In the evening, the whole village was illuminated, excepting the house of the radical, who has not shown his face during the rejoicings. There was a display of fireworks at the school-house, got up by the prodigal son, which had wellnigh set fire to the building. The squire is so much pleased with the extraordinary services of this last-mentioned worthy, that he talks of enrolling him in his list of valuable retainers, and promoting him to some important post on the estate; peradventure to be falconer, if the hawks can ever be brought into proper training.

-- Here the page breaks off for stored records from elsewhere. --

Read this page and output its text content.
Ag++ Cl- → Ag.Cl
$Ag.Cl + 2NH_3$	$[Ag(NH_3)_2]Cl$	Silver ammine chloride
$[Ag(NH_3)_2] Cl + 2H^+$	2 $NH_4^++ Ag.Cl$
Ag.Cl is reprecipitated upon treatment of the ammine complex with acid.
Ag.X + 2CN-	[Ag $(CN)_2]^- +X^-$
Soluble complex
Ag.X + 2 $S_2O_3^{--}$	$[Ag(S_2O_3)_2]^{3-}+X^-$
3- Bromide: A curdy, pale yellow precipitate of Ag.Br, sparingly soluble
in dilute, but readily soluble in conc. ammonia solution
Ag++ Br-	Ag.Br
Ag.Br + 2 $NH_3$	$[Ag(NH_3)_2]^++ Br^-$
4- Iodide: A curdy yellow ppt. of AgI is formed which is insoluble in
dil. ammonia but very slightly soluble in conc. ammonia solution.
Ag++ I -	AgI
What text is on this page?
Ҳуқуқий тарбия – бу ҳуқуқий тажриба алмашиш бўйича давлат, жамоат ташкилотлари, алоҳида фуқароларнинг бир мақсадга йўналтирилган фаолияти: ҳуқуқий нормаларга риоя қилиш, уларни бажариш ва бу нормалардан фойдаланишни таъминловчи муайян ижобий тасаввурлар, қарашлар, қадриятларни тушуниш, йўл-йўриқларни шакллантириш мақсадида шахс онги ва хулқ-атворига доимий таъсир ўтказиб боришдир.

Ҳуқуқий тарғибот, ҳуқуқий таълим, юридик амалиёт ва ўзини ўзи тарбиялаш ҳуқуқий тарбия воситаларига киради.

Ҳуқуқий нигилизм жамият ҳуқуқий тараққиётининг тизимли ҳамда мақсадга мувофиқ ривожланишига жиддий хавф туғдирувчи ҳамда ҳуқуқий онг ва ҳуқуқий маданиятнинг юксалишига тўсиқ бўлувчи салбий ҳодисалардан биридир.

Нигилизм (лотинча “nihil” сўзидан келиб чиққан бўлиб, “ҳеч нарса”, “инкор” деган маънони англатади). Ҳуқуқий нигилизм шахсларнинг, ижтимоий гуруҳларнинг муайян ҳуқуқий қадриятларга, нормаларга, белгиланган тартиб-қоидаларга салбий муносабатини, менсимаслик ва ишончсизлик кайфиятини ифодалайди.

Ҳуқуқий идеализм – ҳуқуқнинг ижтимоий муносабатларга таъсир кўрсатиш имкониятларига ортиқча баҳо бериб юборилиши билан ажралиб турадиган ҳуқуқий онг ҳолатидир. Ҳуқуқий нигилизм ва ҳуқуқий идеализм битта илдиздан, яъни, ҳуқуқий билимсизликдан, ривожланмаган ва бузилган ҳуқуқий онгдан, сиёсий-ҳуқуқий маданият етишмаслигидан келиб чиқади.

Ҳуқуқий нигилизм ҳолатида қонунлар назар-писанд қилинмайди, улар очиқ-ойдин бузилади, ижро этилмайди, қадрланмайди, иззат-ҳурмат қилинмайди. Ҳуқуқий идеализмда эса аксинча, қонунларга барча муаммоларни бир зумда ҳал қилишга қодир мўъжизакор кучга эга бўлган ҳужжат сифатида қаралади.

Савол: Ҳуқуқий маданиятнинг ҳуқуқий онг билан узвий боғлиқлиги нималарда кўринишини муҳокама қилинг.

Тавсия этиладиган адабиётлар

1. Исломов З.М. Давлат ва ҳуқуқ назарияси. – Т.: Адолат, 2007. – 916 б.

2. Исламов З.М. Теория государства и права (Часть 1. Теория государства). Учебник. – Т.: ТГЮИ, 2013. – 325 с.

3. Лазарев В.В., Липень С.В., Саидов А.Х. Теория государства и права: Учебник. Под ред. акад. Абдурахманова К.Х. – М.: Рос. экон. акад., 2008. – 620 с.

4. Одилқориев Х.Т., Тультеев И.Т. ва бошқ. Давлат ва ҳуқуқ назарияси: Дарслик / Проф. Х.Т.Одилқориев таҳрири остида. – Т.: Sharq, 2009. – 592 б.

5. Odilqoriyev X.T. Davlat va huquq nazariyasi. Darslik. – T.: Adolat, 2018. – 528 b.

There is a well-known old proverb that says, "one wedding makes many" – or something to the same purpose; and I should not be surprised if it holds good in the present instance. I have seen several flirtations among the young people that have been brought together on this occasion; and a great deal of strolling about in pairs, among the retired walks and blossoming shrubberies of the old garden; and if groves were really given to whispering, as poets would fain make us believe, Heaven knows what love-tales the grave-looking old trees about this venerable country-seat might blab to the world. The general, too, has waxed very zealous in his devotions within the last few days, as the time of her ladyship's departure approaches. I observed him casting many a tender look at her during the wedding dinner, while the courses were changing; though he was always liable to be interrupted in his adoration by the appearance of any new delicacy. The general, in fact, has arrived at that time of life when the heart and the stomach maintain a kind of balance of power; and when a man is apt to be perplexed in his affections between a fine woman and a truffled turkey. Her ladyship was certainly rivalled through the whole of the first course by a dish of stewed carp; and there was one glance, which was evidently intended to be a point-blank shot at her heart, and could scarcely have failed to effect a practicable breach, had it not unluckily been diverted away to a tempting breast of lamb, in which it immediately produced a formidable incision.